Malaysia

BN policies, not lazy Malaysians, causing unemployment, says DAP

The government's policies which have led to low salaries for jobs under the "3D" category – difficult, dirty and dangerous – have been cited by DAP as the reason why Malaysians shun such jobs.

In disagreeing Deputy Finance Minister Datuk Ahmad Maslan's "lazy Malaysians" excuse for country's unemployment rate, DAP secretary-general Lim Guan Eng said Barisan Nasional has failed to implement robust and pro-active labour policies to improve pay, productivity and work conditions for locals, but instead resorted to importing foreign workers.

"How can there be pride in work when it is lowly paid and placed on the same level as unskilled foreign migrant workers?

"It is no surprise that a declining economy coupled with price hikes in sugar, petrol, power tariffs and highway tolls have caused both financial hardships to working Malaysians and caused Malaysia's unemployment to climb up from 2.8% in June 2013 to 3.4% ," the Penang Chief Minister said in a statement.

Lim remarked that in the past, Putrajaya was blamed for unemployment, but now it was the government blaming the unemployed.

"Is being unemployed now considered a wrong by the BN government? Ahmad should withdraw and apologise for such insensitive remarks to show his respect for the 484,600 unemployed workers and focus on creating higher paying jobs," he said.

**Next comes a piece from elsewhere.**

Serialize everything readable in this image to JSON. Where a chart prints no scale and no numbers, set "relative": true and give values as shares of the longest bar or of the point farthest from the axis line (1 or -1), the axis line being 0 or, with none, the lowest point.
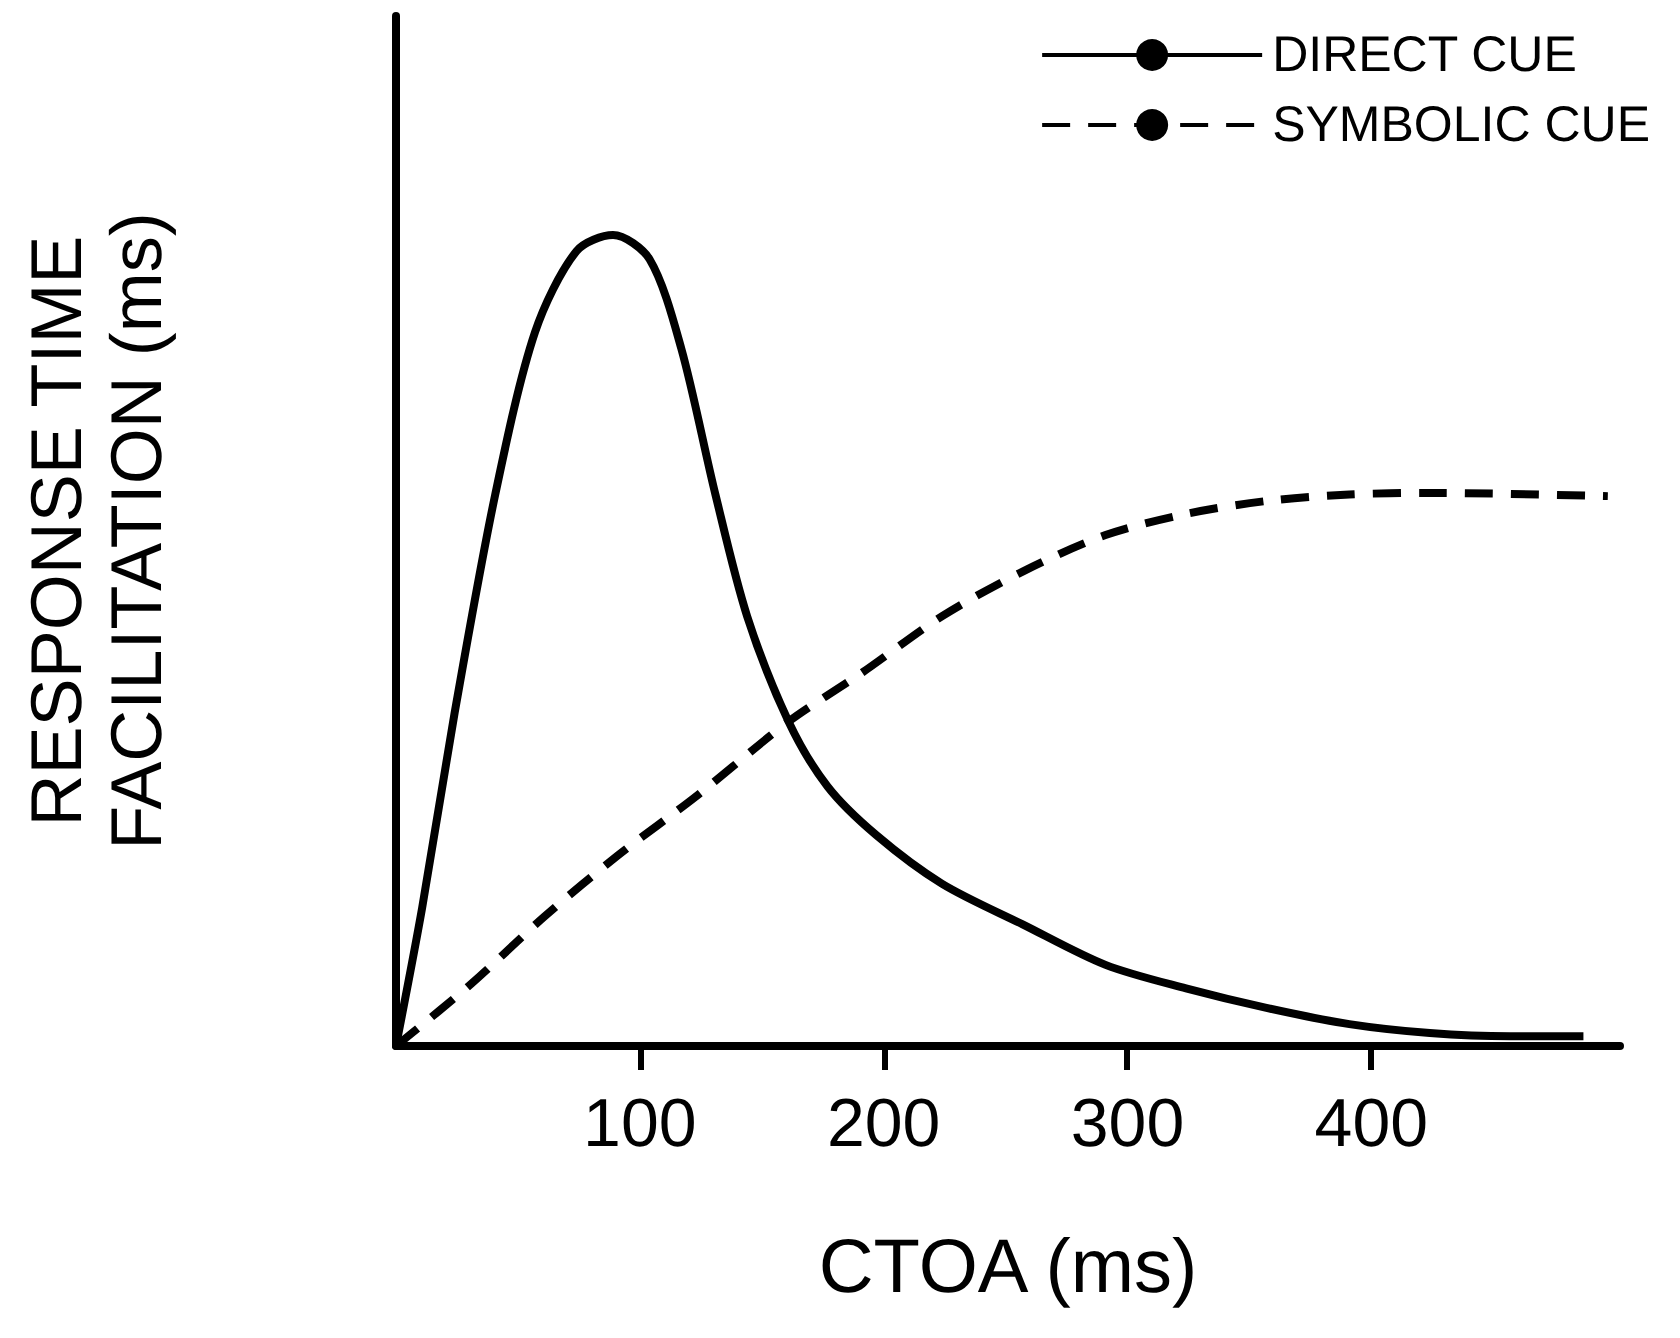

He said the influx of foreign workers was because locals shunned low paying jobs classified as "3D".

The Department of Statistics Malaysia said unemployment rate is at 3.4% as at November last year, or 484,600 of the 14.2 million of the country's total labour force.

Lim even though there were 2.1 million registered foreign workers in Malaysia, the number of illegal immigrants could be double that number.

He then suggested that foreign remittances by foreign workers, which amounted to RM20 billion in 2012, could further increase with the implementation of the minimum wage policy.

"The full implementation of the minimum wage policy (RM900 in peninsular Malaysia and RM800 in Sabah and Sarawak) this year affecting nearly 1.8 million workers, mostly migrant workers, as compared to 1.5 million workers last year will only cause the foreign remittances to rise to RM30 billon this year," he added.

He said the Malaysian Employers Federation (MEF) estimated that the increased labour cost of foreign workers in small and medium scale enterprises (SMEs) would  result in an increase in total costs for some SMEs by up to 10%.

He said the average increase in productivity by 2-3% per year would be insufficient to compensate for the increase in costs of 10%.

Lim said the impact from the minimum wage would come from higher overtime charges for foreign employees who work an average of four hours of overtime per day as well as on rest days and public holidays.

As such, DAP proposes that the minimum monthly wage be increased to RM 1,100, and a grace period of 5 years before the new wage is extended to foreigners.

"This will help to increase income for 14.2 million Malaysian workers and help economic growth by protecting Malaysian SMEs," he said, adding that pay rise for for locals can help them offset rising prices. – February 2, 2014.